The NYT’s Paul Krugman chimed in with a column headlined “Reign of Error,” saying one poll shows 50% of Americans now believe Iraq had weapons of mass destruction when we invaded it (up from 30%). The Bush Administration, says Krugman, publicized the recent discovery of chemical munitions but failed to point out these were “decayed” and from the 1980s. Krugman is amazed that the public can be so easily misled ... readers wrote that Rich, Krugman and the public get their opinion of PR from what they see PR people doing in movies like “The Sweet Smell of Success” and the current “The Devil Wears Prada” ... from our point of view, the biggest knock on PR from Rich is that it lacks “substance.” This can be attacked by organizations that practice transparency, provide detailed explanations of their policies, and answer questions from the press and public. PR pros can hold their heads high when they perform an educational role. Educators answer questions of students ... PR grads are miffed to find out that the “PR” jobs they take are often really sales and marketing jobs. “Almost all” the recent grads PR pro Rachel Beanland interviewed for the August PR Tactics of PRSA thought they also should have studied marketing. “Their jobs include more marketing than they’d counted on” and “their supervisors are usually marketers,” writes Beanland. Grads also are interested in having their own firms, a subject not covered in college PR programs. One recent grad cited a grab-bag of duties – web designer, newsletter editor, graphic designer, media buyer, copywriter, photographer, event planner and [last] media liaison.

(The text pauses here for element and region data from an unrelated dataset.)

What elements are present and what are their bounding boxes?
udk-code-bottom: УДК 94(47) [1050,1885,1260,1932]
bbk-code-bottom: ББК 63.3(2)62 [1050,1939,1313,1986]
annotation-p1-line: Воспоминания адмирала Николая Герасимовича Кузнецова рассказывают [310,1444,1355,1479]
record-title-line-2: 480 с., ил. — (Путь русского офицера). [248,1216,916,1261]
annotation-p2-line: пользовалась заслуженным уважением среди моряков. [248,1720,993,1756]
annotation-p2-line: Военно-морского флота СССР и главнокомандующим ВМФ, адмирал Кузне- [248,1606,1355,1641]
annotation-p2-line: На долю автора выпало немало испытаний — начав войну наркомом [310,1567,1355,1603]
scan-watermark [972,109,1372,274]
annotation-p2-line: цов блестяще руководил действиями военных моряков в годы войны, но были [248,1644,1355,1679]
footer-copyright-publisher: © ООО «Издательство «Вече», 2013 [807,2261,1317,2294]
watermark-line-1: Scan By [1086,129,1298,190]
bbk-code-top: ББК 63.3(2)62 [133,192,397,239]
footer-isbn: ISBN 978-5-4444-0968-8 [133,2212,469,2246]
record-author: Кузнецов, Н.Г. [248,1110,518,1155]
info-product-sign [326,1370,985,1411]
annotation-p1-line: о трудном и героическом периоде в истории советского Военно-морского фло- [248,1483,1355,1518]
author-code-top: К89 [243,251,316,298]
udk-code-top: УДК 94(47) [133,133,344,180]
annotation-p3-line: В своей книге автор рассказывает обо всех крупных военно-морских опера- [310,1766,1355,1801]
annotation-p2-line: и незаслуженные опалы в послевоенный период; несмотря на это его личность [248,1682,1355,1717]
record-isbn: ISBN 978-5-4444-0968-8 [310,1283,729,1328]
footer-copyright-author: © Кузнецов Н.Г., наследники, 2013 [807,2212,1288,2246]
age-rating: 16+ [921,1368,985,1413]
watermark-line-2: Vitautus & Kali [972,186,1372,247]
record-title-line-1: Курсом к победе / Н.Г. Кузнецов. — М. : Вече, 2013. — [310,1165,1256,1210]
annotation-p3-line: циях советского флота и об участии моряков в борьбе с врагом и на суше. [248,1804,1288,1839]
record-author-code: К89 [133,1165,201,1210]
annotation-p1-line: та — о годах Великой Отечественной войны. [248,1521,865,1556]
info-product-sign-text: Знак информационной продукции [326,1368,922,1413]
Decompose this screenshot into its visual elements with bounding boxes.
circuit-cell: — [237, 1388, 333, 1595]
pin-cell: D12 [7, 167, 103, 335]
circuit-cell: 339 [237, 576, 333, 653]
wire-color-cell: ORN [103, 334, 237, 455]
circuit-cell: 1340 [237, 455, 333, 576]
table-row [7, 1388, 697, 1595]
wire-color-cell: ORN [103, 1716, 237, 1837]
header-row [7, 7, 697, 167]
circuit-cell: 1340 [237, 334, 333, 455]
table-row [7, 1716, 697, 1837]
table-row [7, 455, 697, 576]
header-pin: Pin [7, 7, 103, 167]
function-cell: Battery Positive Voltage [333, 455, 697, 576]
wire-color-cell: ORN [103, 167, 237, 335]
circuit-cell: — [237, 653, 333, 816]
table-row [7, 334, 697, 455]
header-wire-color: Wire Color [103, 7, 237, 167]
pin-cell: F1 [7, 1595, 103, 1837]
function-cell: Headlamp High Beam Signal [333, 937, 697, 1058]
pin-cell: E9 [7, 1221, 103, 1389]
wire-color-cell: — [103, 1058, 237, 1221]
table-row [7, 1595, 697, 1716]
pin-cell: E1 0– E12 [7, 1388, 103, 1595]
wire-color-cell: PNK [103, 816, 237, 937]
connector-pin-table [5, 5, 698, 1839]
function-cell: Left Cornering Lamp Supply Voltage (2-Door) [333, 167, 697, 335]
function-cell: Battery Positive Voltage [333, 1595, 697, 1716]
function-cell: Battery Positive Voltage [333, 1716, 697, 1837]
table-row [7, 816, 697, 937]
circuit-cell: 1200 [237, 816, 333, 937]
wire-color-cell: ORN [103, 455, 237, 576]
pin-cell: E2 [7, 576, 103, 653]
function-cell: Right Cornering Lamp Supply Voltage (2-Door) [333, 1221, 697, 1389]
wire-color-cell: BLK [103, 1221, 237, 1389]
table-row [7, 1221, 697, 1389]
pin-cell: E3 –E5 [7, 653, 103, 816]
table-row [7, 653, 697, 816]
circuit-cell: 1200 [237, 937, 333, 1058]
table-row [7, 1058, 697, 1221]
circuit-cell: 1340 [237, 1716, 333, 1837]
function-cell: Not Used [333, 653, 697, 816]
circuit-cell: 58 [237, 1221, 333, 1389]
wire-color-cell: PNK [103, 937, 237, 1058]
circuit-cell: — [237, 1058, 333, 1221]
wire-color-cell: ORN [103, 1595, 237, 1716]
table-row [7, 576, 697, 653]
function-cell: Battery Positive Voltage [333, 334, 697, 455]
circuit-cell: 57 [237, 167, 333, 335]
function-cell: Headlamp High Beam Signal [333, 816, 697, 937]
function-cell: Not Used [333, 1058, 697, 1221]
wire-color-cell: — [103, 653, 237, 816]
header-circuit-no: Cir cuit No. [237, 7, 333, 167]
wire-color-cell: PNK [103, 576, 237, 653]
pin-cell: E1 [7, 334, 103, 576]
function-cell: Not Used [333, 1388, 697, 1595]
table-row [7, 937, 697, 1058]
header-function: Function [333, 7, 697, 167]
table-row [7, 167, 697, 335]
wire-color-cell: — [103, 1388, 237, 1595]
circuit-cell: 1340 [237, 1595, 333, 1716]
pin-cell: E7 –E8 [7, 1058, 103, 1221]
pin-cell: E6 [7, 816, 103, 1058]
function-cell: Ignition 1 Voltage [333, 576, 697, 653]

PRSA/Georgia, second largest chapter with about 900 members, announced 11 new members – all women. Women now make up a record 57% of TV anchors, says the Radio & TV News Directors Assn. They account for 58% of TV reporters and 55% of TV middle managers, 66% of news producers and 56% of news writers ...The Female Brain, by California neuropsychiatrist Louann Brizendine, says “women perceive the world differently than men” because of important physical differences in their brains. “If women attend to those differences, they can make better decisions about how to manage their lives,” she contends. Women are “hard-wired” to have more self-control, are better able to read nonverbal clues like facial expressions, are more prone to worrying, and remember emotional events in greater detail than men, she says. The 7/31 Newsweek reviewed the book. The question for the PR industry is whether a mostly-female PR population will have any effect on the practice of PR ... IABC’s 2005 audit showed it’s in the black with net assets of $116,618 vs. a deficit of $502,377 in 2004. It took in $2,527,307 in dues and booked deferred dues of $1,495,187. It has a policy of not booking dues until they are earned ... PRSA, which does not have this policy, deferred $963,082 of its $4.4M in 2005 dues. Three college accounting professors have said PRSA should defer much more dues income.